Il en va de même pour
« Innocence »,
sorti en 1978,
avec Williams, Riley, Sonny
Fortune, Jimmy Owens,
Brian Brake, Billy
Hart, Rafael Cruz
et Gary King.
« Tragic
Magic » est tiré du Live
At Cobi’s (1987
– 1988) avec
son frère, le saxophoniste
Bill Barron, plus
Cecil McBee et
Riley. Quant à « Sunset »,
c’est un autre thème
favori de Barron qui apparaît dès 1973 sur
Hush ‘N’ Thunder
de Lateef,
puis dans Sunset
To Dawn, Landscape
en
1985 avec McBee et
Al Foster ou
encore dans Live At
Bradley’s. Six
morceaux sont interprétés en quintet, « The Nearness Of You »
est joué sans vibraphone, « Softly As In A Morning Sunrise »
est un duo avec Blake et « We See », en duo avec Wilkins.
Ancrée
dans la tradition bop, la plupart des morceaux commencent par des
thèmes-riffs vifs (« Softly As In A Morning Sunrise »),
dans un style monkien (« Scratch »), funky (« Blues
On Stratford Road ») ou hard-bop (« Tragic Magic »),
mais parfois aussi tranquilles (« Sunset »), voire
mélancoliques (« Innocence »). Même si la section
rythmique sait se montrer légère et relâchée (« The
Nearness Of You »), voire binaire et slow (« Beyond This
Place »), Kitagawa et Blake privilégient davantage une
luxuriance (« Softly As In A Morning Sunrise »), le plus
souvent pleine de swing (« We See ») qui pousse les
solistes dans leurs retranchements (« Innocence »), tout
comme les walking teintées de shuffle (« Blues On Stratford
Road ») et les chabada puissants (« Tragic Magic »)
qui se transforment en véritable running et figures ternaires de
course (« Scratch »). Barron est au four et au
moulin, entre accompagnateur de luxe, qui laisse beaucoup d’espace
à ses compères, et soliste, aux idées foisonnantes. Les lignes,
accords et motifs du piano soulignent, répondent, ponctuent ou
accentuent les phrases des solistes. Dans ses chorus, Barron passe
d’une envolée bop entraînante (« Blues On Stratford Road »)

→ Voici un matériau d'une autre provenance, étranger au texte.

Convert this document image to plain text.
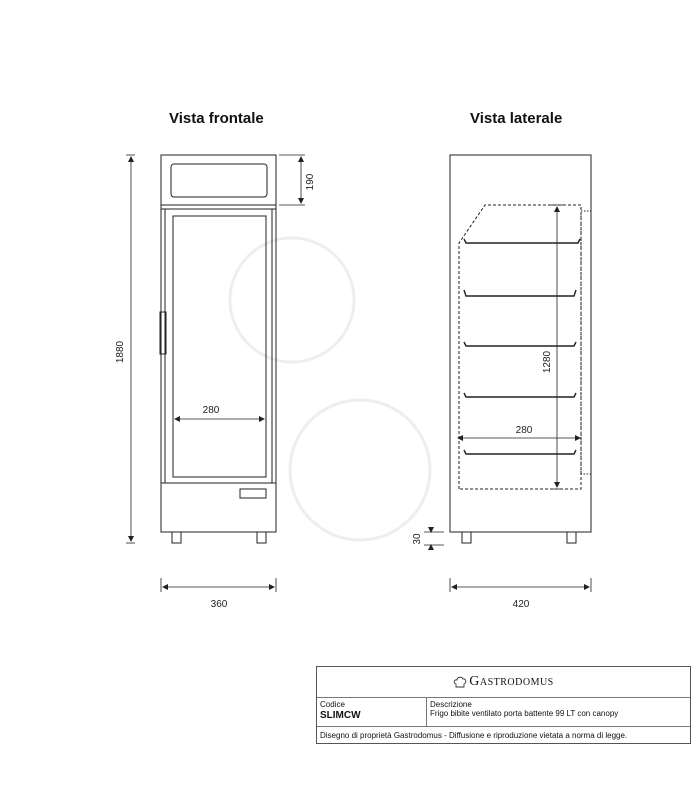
Vista frontale	Vista laterale
1880
190
280
360
1280
280
30
420
Gastrodomus
Codice
SLIMCW
Descrizione
Frigo bibite ventilato porta battente 99 LT con canopy
Disegno di proprietà Gastrodomus - Diffusione e riproduzione vietata a norma di legge.
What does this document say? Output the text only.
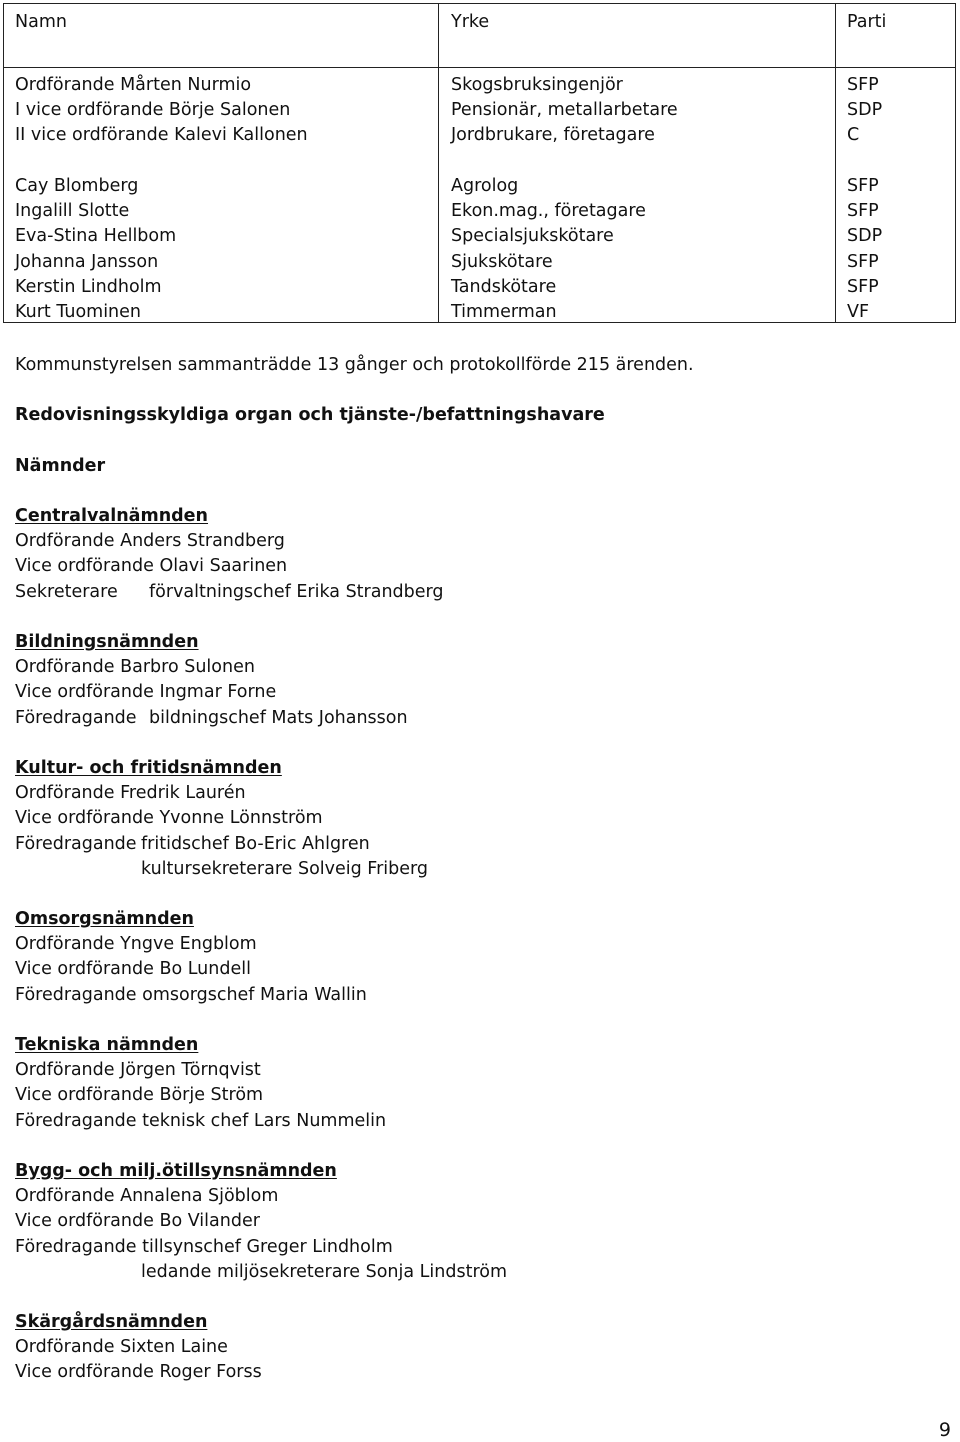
Namn	Yrke	Parti
Ordförande Mårten Nurmio
I vice ordförande Börje Salonen
II vice ordförande Kalevi Kallonen
Skogsbruksingenjör
Pensionär, metallarbetare
Jordbrukare, företagare
SFP
SDP
C
Cay Blomberg
Ingalill Slotte
Eva-Stina Hellbom
Johanna Jansson
Kerstin Lindholm
Kurt Tuominen
Agrolog
Ekon.mag., företagare
Specialsjukskötare
Sjukskötare
Tandskötare
Timmerman
SFP
SFP
SDP
SFP
SFP
VF
Kommunstyrelsen sammanträdde 13 gånger och protokollförde 215 ärenden.
Redovisningsskyldiga organ och tjänste-/befattningshavare
Nämnder
Centralvalnämnden
Ordförande Anders Strandberg
Vice ordförande Olavi Saarinen
Sekreterare förvaltningschef Erika Strandberg
Bildningsnämnden
Ordförande Barbro Sulonen
Vice ordförande Ingmar Forne
Föredragande bildningschef Mats Johansson
Kultur- och fritidsnämnden
Ordförande Fredrik Laurén
Vice ordförande Yvonne Lönnström
Föredragande fritidschef Bo-Eric Ahlgren
kultursekreterare Solveig Friberg
Omsorgsnämnden
Ordförande Yngve Engblom
Vice ordförande Bo Lundell
Föredragande omsorgschef Maria Wallin
Tekniska nämnden
Ordförande Jörgen Törnqvist
Vice ordförande Börje Ström
Föredragande teknisk chef Lars Nummelin
Bygg- och milj.ötillsynsnämnden
Ordförande Annalena Sjöblom
Vice ordförande Bo Vilander
Föredragande tillsynschef Greger Lindholm
ledande miljösekreterare Sonja Lindström
Skärgårdsnämnden
Ordförande Sixten Laine
Vice ordförande Roger Forss
9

à des accords et des dissonances proches du free (« Scratch »),
tout en gardant une élégance à toute épreuve (« Tragic
Magic »), même dans les passages ultra-rapides (« Softly
As In A Morning Sunrise »). Si le bop est omniprésent dans ses
propos, le pianiste glisse des touches latines discrètes (« Beyond
This Place »), des traits modernes (« Sunset ») et
des couleurs monkiennes (« We See »). Le vibraphone
apporte une touche cristalline (« Innocence ») et de la
délicatesse à la sonorité du quintet (« Blues On Stratford
Road »). Nelson maîtrise le langage bop sur le bout des
mailloches (« Blues On Stratford Road »), prend des solos
majestueux (« Scratch ») et brode en finesse des motifs
bien tournés (« Sunset »). Ronde, nette et légèrement
aérienne, la sonorité du saxophone alto reste équilibrée sur
toute sa tessiture (« Innocence »). L’aisance de
Wilkins est impressionnante, aussi bien dans du bop pur et dur
(« Tragic Magic ») que dans des développements free
(« Scratch »), des legato raffinés (« Sunset »)
ou un discours profond (« Scratch »). Lui aussi joue le
jeu de Monk à merveille (« We See »).
Grâce
à son sens de l’écoute et son altruisme, Barron réussit à créer
une alchimie dans son quintet, avec de belles interactions et des
dialogues relevés. Beyond This Place sort franchement des
sentiers bop.
Le disque
Beyond This
Place
Kenny Barron
Immanuel Wilkins
(as), Kenny Barron (p), Steve Nelson (vib), Kiyoshi Kitagawa (b) et
Jonathan Blake (d).
Artwork Records –
ARTR007CD
Sortie le 10 mai
2024
01. « The
Nearness Of You », Hoagy Carmichael & Ned Washington
(6:34).
02. « Scratch »
(5:35).
03. « Innocence »
(8:18).
04. « Blues On
Stratford Road », Johnathan Blake (6:40).
05. « Tragic
Magic » (5:36).
06. « Beyond
This Place » (5:05).
07. « Softly
As In A Morning Sunrise », Oscar Hammerstein II & Sigmund
Romberg (3:15).
08. « Sunset »
(7:10).
09. « We
See », Thelonious Monk (4:33).
Tous les morceaux
sont signés Barron, sauf indication contraire.